Sometimes I'll get a pang in my heart, like when I miss the two guys
that died. So whenever I'm at work, I'm still dealing with what
happened."
For those less directly affected, life returned to normal more
quickly. Nathan Berman, 80, a retired school principal and teacher who
watched the smoke from the trade center billow up the East River toward
his home on Roosevelt Island, said his everyday life had continued to be
consumed by his family, his community and his work.
"It's a horrible, horrible thing," he said of Sept. 11.
"But for someone who was in the Battle of the Bulge, it's not the
end of the world."
Mike Davies, 56, an unemployed computer scientist who lives in
Jackson Heights, Queens, said he flew to London the week after Sept. 11
and has deliberately adhered to his daily routine at home. The attack is
a fait accompli, he said; nothing can be done about it. He conceded that
perhaps he is blocking the memory out — an observation others made
about themselves.
"It makes it easier to go about my everyday life if I don't
think about it," Ms. Schwartz said. "But it may also be that
with terrorism, or the fears of terrorism, the danger is so diffuse.

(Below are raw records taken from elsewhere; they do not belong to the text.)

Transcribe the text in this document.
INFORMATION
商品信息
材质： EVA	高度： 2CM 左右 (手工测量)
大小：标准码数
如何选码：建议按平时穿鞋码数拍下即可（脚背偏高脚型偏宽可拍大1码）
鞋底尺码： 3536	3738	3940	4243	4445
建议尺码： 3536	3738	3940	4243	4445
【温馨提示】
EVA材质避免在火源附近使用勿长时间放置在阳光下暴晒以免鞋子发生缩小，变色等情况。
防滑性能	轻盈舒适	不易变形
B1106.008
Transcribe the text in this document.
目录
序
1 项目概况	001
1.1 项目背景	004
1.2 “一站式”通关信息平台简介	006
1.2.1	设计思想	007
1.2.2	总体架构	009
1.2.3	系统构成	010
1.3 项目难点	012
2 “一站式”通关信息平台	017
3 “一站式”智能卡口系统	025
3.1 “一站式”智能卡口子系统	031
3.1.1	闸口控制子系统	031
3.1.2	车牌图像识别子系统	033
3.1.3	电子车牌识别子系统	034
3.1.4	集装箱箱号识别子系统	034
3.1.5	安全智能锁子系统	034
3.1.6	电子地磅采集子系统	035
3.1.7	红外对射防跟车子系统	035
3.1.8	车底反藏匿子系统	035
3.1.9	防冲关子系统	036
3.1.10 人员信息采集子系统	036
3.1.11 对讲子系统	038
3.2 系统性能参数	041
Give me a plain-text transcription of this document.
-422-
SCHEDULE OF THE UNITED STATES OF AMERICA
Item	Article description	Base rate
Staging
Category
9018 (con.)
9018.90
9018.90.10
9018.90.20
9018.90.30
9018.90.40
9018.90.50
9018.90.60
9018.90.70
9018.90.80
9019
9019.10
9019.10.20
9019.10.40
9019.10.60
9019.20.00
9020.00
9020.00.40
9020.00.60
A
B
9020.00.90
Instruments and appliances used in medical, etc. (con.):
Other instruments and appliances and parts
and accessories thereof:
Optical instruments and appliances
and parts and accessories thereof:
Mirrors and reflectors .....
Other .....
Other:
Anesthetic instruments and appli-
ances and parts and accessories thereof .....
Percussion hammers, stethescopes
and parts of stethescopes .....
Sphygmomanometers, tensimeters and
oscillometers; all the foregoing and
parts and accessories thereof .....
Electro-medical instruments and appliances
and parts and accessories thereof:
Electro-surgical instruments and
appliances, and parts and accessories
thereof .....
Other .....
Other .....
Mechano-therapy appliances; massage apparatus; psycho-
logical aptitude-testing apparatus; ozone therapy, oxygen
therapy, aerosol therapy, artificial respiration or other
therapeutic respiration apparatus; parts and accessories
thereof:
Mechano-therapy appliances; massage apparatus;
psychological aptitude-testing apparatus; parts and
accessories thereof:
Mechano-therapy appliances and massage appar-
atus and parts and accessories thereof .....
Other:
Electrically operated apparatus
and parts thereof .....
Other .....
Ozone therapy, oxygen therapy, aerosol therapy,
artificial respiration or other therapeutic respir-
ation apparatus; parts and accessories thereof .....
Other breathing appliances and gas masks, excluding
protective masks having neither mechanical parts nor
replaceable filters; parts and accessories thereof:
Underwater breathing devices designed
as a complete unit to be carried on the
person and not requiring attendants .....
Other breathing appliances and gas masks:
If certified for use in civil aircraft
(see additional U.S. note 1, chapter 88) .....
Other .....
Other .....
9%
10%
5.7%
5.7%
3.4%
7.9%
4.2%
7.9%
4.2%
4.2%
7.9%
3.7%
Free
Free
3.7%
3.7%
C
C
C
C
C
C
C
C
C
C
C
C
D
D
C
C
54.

Maybe the fact that New York was struck once means it's a prominent
target, but maybe it means that next time they'll strike somewhere
else."
Thirty-three percent of those polled said they thought New York City
would be a better place to live in 15 years — down from 54 percent in
October, but higher than the percentages in polls in the 1980's and
1990's. Twenty-three percent predicted that New York would be worse, up
from 11 percent last fall but less than in earlier decades. Thirty-eight
percent said it would be the same.
While New Yorkers remained fairly confident that the city's economy
will recover from the effects of the attacks, those who said they were
very confident dropped to 36 percent, down from 48 percent in June.
Forty-nine percent said they believed the threat of terrorism was
greater in New York than in other cities, down from 60 percent of people
polled in June.
Perhaps not surprisingly, the attitudes of New Yorkers differ
noticeably from those of people elsewhere in the country who were
questioned as part of another New York Times/CBS News poll made public
Sunday. For example, 47 percent of New Yorkers said they approved of the
way President George W. Bush is handling his job, compared with 63
percent of people polled nationwide.
Fifty-seven percent of people nationally, compared with 48 percent of
New Yorkers, said their life had not changed as a result of Sept. 11.